Two days after a devastating tornado ripped apart over a hundred houses in a single minute, killed four people, and wounded at least thirty-five more, residents of the tiny Iowa town of Greenfield labored to clean up while the sky was blue and the wind was blowing.

The thunderous rumble of heavy machinery removing the wrecked houses, cars, and trees filled the air along Thursday’s mile-long path. The gorgeous buildings and gardens on each side of the walkway seem unaffected, making it hard to imagine that a twister with peak speeds of 175-185 mph (109-115 kph) had devastated the town of 2,000.

On Thursday night and into Friday, the Midwest might see further severe weather. In southern Oklahoma, a tornado lingered for about an hour, and tornadoes were possible in affected portions of Iowa.

Damage from Tuesday’s tornado in Greenfield was evident on the faces of many who are still trying to comprehend the speed with which their homes and lives were destroyed. Some are in grief, while others are thankful that they were spared.

A devastating EF-4 tornado blasted over a hundred houses in the Iowa hamlet of Greenfield apart in a single minute, leaving behind a muddy and broken ruin that stretches block after block.

Just days after a devastating twister decimated one tiny town, storms toppled power lines and trees on Friday, leading to reports of other tornadoes in Iowa and Illinois.

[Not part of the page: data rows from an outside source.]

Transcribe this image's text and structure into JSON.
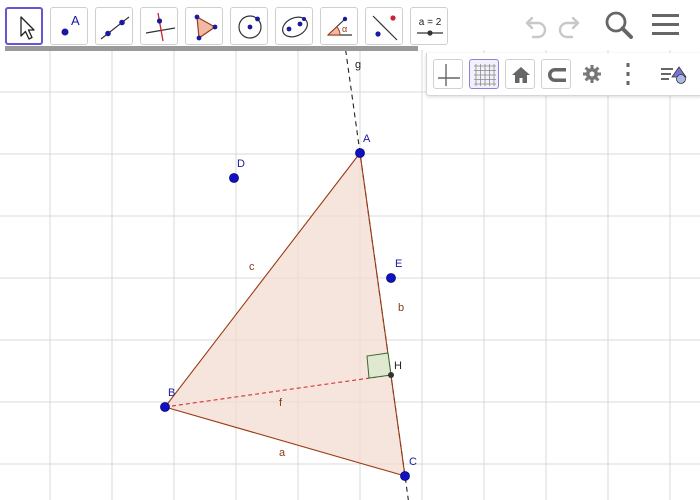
{
  "toolbar": {
    "tools": [
      {
        "id": "move",
        "icon": "cursor-arrow-icon",
        "selected": true
      },
      {
        "id": "point",
        "icon": "point-tool-icon",
        "label": "A"
      },
      {
        "id": "line",
        "icon": "line-tool-icon"
      },
      {
        "id": "perpendicular",
        "icon": "perpendicular-line-icon"
      },
      {
        "id": "polygon",
        "icon": "polygon-tool-icon"
      },
      {
        "id": "circle",
        "icon": "circle-tool-icon"
      },
      {
        "id": "conic",
        "icon": "conic-tool-icon"
      },
      {
        "id": "angle",
        "icon": "angle-tool-icon",
        "label": "α"
      },
      {
        "id": "reflect",
        "icon": "reflect-tool-icon"
      },
      {
        "id": "slider",
        "icon": "slider-tool-icon",
        "label": "a = 2"
      }
    ],
    "progress_fraction": 1.0
  },
  "header": {
    "undo_icon": "undo-icon",
    "redo_icon": "redo-icon",
    "search_icon": "search-icon",
    "menu_icon": "hamburger-menu-icon"
  },
  "stylebar": {
    "buttons": [
      {
        "id": "axes",
        "icon": "axes-toggle-icon",
        "active": false
      },
      {
        "id": "grid",
        "icon": "grid-toggle-icon",
        "active": true
      },
      {
        "id": "home",
        "icon": "home-icon",
        "active": false
      },
      {
        "id": "snap",
        "icon": "magnet-icon",
        "active": false
      },
      {
        "id": "settings",
        "icon": "gear-icon",
        "active": false
      },
      {
        "id": "more",
        "icon": "more-vertical-icon",
        "active": false
      },
      {
        "id": "toggle-style",
        "icon": "style-toggle-icon",
        "active": false
      }
    ]
  },
  "geometry": {
    "points": [
      {
        "name": "A",
        "label": "A"
      },
      {
        "name": "B",
        "label": "B"
      },
      {
        "name": "C",
        "label": "C"
      },
      {
        "name": "D",
        "label": "D"
      },
      {
        "name": "E",
        "label": "E"
      },
      {
        "name": "H",
        "label": "H"
      }
    ],
    "segments": [
      {
        "name": "a",
        "label": "a",
        "from": "B",
        "to": "C"
      },
      {
        "name": "b",
        "label": "b",
        "from": "A",
        "to": "C"
      },
      {
        "name": "c",
        "label": "c",
        "from": "A",
        "to": "B"
      },
      {
        "name": "f",
        "label": "f",
        "from": "B",
        "to": "H",
        "dashed": true
      }
    ],
    "lines": [
      {
        "name": "g",
        "label": "g",
        "through": [
          "A",
          "C"
        ],
        "dashed": true
      }
    ],
    "colors": {
      "point": "#1010c8",
      "polygon_fill": "#f3dcd2",
      "polygon_edge": "#9c3a14",
      "altitude": "#d43030",
      "right_angle_fill": "#dfe8d0",
      "right_angle_edge": "#3a6a2a",
      "grid": "#d9d9d9",
      "accent": "#6557d2"
    }
  }
}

During the night, a massive storm system formed in Nebraska and moved over central Iowa and eventually into Illinois. As the National Weather Service was evaluating the damage from several reported twisters in Moline, Illinois, and south of Iowa City, a weak tornado landed in the Des Moines suburbs. There were no casualties or injuries mentioned.

The storm also delivered heavy rains; the meteorological service reports that some parts of Iowa had received as much as 8 inches (20 cm) of rain in the last week.

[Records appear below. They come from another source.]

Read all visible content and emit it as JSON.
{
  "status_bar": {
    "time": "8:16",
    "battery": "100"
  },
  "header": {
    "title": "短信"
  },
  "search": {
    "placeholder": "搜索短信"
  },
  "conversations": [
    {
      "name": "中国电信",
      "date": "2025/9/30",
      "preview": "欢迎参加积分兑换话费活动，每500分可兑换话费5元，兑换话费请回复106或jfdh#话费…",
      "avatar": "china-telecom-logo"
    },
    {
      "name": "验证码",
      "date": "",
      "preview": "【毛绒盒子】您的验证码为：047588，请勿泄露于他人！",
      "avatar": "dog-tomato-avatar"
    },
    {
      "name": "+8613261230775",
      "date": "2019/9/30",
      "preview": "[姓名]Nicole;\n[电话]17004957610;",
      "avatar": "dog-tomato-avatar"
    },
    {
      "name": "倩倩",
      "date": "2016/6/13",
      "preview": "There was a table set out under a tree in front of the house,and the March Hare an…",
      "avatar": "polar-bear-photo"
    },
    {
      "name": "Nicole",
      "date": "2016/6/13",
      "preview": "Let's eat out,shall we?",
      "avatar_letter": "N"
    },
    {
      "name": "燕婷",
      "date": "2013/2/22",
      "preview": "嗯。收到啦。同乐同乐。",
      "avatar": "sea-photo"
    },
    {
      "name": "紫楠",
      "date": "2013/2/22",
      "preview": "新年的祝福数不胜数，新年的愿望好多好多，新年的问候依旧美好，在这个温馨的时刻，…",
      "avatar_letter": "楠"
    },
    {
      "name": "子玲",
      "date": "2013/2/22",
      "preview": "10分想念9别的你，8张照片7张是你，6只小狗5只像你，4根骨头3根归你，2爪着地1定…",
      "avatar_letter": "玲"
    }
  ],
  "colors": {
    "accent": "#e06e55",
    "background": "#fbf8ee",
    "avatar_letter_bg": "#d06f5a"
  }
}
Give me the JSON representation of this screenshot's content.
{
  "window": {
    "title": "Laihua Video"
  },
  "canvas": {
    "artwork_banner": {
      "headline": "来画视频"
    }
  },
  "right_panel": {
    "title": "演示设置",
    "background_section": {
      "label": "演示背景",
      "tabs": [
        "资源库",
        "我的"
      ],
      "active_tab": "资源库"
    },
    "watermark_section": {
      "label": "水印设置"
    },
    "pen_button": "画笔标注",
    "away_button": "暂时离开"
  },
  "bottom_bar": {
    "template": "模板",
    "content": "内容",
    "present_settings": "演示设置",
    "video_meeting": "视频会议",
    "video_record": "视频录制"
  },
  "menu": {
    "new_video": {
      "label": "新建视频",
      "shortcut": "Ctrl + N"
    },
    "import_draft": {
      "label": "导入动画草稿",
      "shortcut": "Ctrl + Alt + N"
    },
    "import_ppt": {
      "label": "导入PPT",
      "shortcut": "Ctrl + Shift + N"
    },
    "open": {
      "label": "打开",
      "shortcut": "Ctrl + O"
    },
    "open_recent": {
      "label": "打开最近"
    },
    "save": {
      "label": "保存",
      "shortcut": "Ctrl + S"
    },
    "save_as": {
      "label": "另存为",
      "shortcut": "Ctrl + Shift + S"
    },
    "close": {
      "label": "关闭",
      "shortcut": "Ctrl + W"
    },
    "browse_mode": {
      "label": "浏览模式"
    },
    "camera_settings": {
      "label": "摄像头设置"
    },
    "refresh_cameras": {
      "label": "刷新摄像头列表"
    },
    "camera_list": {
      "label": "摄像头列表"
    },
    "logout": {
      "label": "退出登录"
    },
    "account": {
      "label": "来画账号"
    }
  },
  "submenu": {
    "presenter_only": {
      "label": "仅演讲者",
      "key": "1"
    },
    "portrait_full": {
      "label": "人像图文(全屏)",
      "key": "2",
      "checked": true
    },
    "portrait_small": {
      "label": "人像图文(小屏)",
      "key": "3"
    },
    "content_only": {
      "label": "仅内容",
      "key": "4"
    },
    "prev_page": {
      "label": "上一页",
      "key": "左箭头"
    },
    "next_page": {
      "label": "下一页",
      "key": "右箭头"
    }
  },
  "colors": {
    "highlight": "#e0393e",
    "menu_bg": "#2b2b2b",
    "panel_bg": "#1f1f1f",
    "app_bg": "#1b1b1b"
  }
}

A church in Madison, Wisconsin, also caught fire on Friday after a rainstorm. A “zap zap zap” electrical sound and a resounding boom of thunder were reported by Nate Moll, a resident who lives only two doors down from Holy Redeemer Catholic Church. Calcutta firefighters put out the fire.

As a result of global warming, storms are becoming more intense, and the United States is seeing a tornado season unlike any in recent memory. Tornadoes in April were the second most common month in the United States.

The National Oceanic and Atmospheric Administration’s Storm Prediction Center in Norman, Oklahoma, reported 859 confirmed tornadoes as of Tuesday. This is 27% higher than the typical U.S. tornado count. With 81 verified twisters, Iowa has the most.